Была объявлена тревога. На сторону нескольких десятков рыцарей, оставшихся в Валлетте, встали французские коммерсанты, вооружившие сотню французов для штурма форта Сент-Эльмо, а также местные аристократы, обеспокоенные за судьбу своих привилегий. Через два дня восстание было подавлено. Хименес повесил троих мальтийцев, участвовавших в штурме кордегардии. Маннерино был приговорен к пожизненному заключению.
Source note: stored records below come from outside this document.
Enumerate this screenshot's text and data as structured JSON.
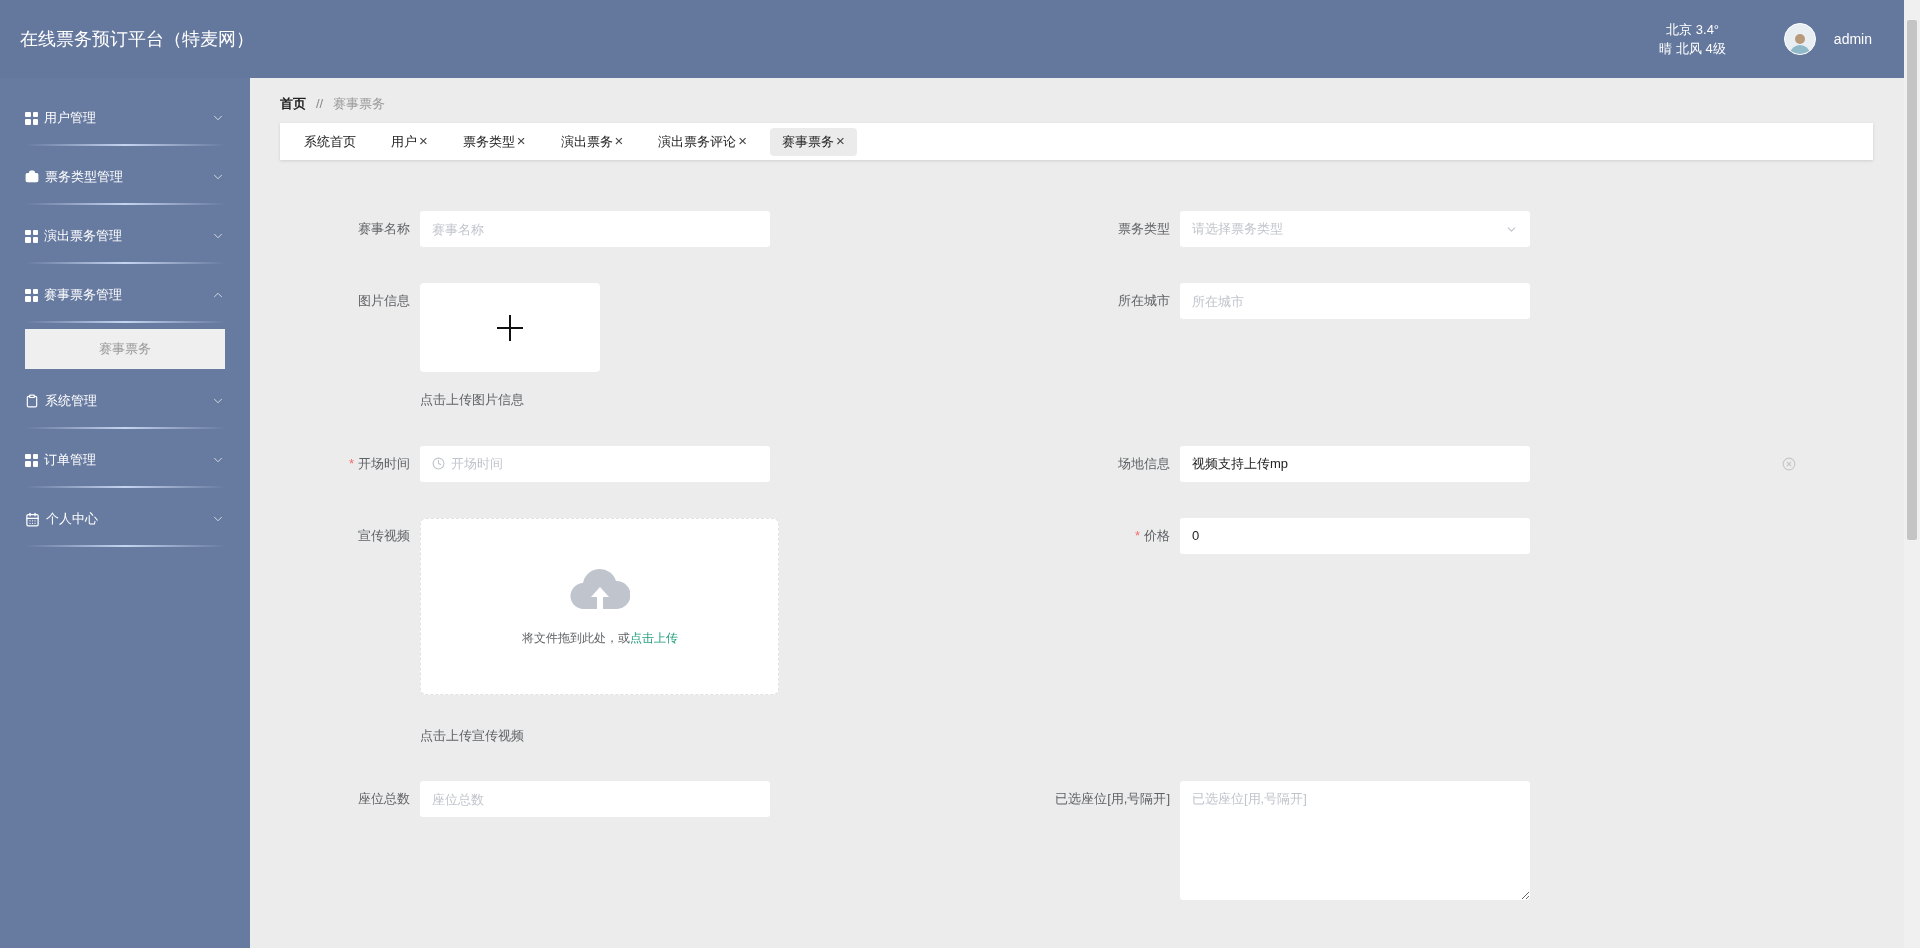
{
  "header": {
    "title": "在线票务预订平台（特麦网）",
    "weather": {
      "line1": "北京 3.4°",
      "line2": "晴 北风 4级"
    },
    "user": {
      "name": "admin"
    }
  },
  "sidebar": {
    "items": [
      {
        "label": "用户管理",
        "kind": "grid",
        "expanded": false
      },
      {
        "label": "票务类型管理",
        "kind": "briefcase",
        "expanded": false
      },
      {
        "label": "演出票务管理",
        "kind": "grid",
        "expanded": false
      },
      {
        "label": "赛事票务管理",
        "kind": "grid",
        "expanded": true,
        "children": [
          {
            "label": "赛事票务",
            "selected": true
          }
        ]
      },
      {
        "label": "系统管理",
        "kind": "clipboard",
        "expanded": false
      },
      {
        "label": "订单管理",
        "kind": "grid",
        "expanded": false
      },
      {
        "label": "个人中心",
        "kind": "calendar",
        "expanded": false
      }
    ]
  },
  "breadcrumb": {
    "items": [
      "首页",
      "赛事票务"
    ],
    "separator": "//"
  },
  "tabs": [
    {
      "label": "系统首页",
      "selected": false
    },
    {
      "label": "用户",
      "close": "×",
      "selected": false
    },
    {
      "label": "票务类型",
      "close": "×",
      "selected": false
    },
    {
      "label": "演出票务",
      "close": "×",
      "selected": false
    },
    {
      "label": "演出票务评论",
      "close": "×",
      "selected": false
    },
    {
      "label": "赛事票务",
      "close": "×",
      "selected": true
    }
  ],
  "form": {
    "rows": [
      [
        {
          "kind": "text",
          "label": "赛事名称",
          "placeholder": "赛事名称"
        },
        {
          "kind": "select",
          "label": "票务类型",
          "placeholder": "请选择票务类型"
        }
      ],
      [
        {
          "kind": "image_upload",
          "label": "图片信息",
          "hint": "点击上传图片信息"
        },
        {
          "kind": "text",
          "label": "所在城市",
          "placeholder": "所在城市"
        }
      ],
      [
        {
          "kind": "datetime",
          "label": "开场时间",
          "required_mark": "*",
          "placeholder": "开场时间"
        },
        {
          "kind": "text",
          "label": "场地信息",
          "value": "视频支持上传mp",
          "clearable": true
        }
      ],
      [
        {
          "kind": "video_upload",
          "label": "宣传视频",
          "drop_text": "将文件拖到此处，或",
          "link": "点击上传",
          "hint": "点击上传宣传视频"
        },
        {
          "kind": "text",
          "label": "价格",
          "required_mark": "*",
          "value": "0"
        }
      ],
      [
        {
          "kind": "text",
          "label": "座位总数",
          "placeholder": "座位总数"
        },
        {
          "kind": "textarea",
          "label": "已选座位[用,号隔开]",
          "placeholder": "已选座位[用,号隔开]"
        }
      ]
    ]
  }
}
Он был освобожден Бонапартом в 1798 году и стал национальным героем Мальты.

Кавалькабо, в подробностях описавший восстание священников в своих депешах с Мальты, отмечал, что после подавления восстания взаимное недоверие мальтийцев и рыцарей дошло до такой степени, что «кавалер не смел почти выходить за город, сельский житель боялся ночевать в городе» [42].
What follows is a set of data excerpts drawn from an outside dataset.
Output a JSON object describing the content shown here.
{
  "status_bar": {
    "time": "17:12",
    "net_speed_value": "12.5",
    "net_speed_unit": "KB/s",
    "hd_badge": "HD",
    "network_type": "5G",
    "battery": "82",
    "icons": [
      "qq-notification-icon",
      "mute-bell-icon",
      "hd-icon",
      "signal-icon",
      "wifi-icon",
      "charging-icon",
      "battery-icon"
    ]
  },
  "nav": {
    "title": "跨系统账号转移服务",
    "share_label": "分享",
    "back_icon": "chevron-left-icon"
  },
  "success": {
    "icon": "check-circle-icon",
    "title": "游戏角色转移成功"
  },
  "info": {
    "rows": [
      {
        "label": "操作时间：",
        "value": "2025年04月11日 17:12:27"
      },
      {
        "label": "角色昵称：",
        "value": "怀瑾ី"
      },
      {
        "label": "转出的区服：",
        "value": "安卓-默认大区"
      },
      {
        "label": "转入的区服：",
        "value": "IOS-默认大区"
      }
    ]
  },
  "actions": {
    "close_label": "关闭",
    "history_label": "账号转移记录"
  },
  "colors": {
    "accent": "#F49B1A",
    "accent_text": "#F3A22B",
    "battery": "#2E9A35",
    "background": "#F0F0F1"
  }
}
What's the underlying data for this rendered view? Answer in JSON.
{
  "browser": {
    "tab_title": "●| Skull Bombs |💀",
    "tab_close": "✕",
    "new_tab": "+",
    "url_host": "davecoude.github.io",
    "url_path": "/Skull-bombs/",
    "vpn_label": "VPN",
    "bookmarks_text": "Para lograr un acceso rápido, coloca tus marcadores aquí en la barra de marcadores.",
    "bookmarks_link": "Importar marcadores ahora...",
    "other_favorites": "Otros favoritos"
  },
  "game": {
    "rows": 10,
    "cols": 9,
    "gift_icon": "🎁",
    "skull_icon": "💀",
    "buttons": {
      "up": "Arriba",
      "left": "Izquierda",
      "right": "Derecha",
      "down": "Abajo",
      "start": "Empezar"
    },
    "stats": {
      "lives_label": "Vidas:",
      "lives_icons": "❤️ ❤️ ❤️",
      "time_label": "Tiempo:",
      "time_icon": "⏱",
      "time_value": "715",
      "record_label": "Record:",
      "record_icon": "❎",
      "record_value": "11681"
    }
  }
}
Орденский капитул, расследовавший заговор, был убежден, что его подготовкой руководили знающие и расчетливые люди. Следствие показало, что восставшие полагались на поддержку России; некоторые из них ожидали в начале осени появления под стенами Валлетты русского флота. (Вскоре выяснилось, что этот провокационный слух был пущен в Неаполе не без помощи уже известного нам кавалера Саграмозо.) Французский поверенный в делах де Пен воспользовался этим, чтобы в присутствии великого магистра открыто заявить, что все случившееся — дело рук Кавалькабо. Тогда граф Мазен, только что вернувшийся на остров, заявил, что ручается за Кавалькабо и вызовет на дуэль всякого, кто позволит себе оскорбить Россию. Узнав об этой сцене, Кавалькабо потребовал объяснений от великого магистра. Хименес выразил сожаление по поводу случившегося и сделал внушение де Пену. Де Пен оправдывался тем, что не сам выдумал свое обвинение, а повторил услышанное.

Ровно через два месяца после восстания священников, 9 ноября 1775 года, Хименес скончался. Великим магистром был провозглашен бальи Эммануил де Роган. Он начал с того, что отделался от Кавалькабо. Под предлогом поиска сбежавшего убийцы полиция произвела обыск в доме русского поверенного в делах во Флориане. Было найдено оружие, и Кавалькабо немедленно арестовали. Вскоре он был отозван. Последняя его депеша в Петербург была отправлена из Рима 14 сентября 1776 года. С Мальты Кавалькабо выехал уже больным и вскоре скончался.

Обстоятельства ареста Кавалькабо остаются неясными. В Архиве внешней политики России не удалось найти никаких документов, которые проливали бы дополнительный свет на эту историю. Достоверно известно одно: инструкции, имевшиеся у Кавалькабо, предписывали ему ни в коем случае не вмешиваться во внутренние дела Мальты. Учитывая это, можно предположить, что Кавалькабо пал жертвой интриги со стороны враждебной ему французской партии.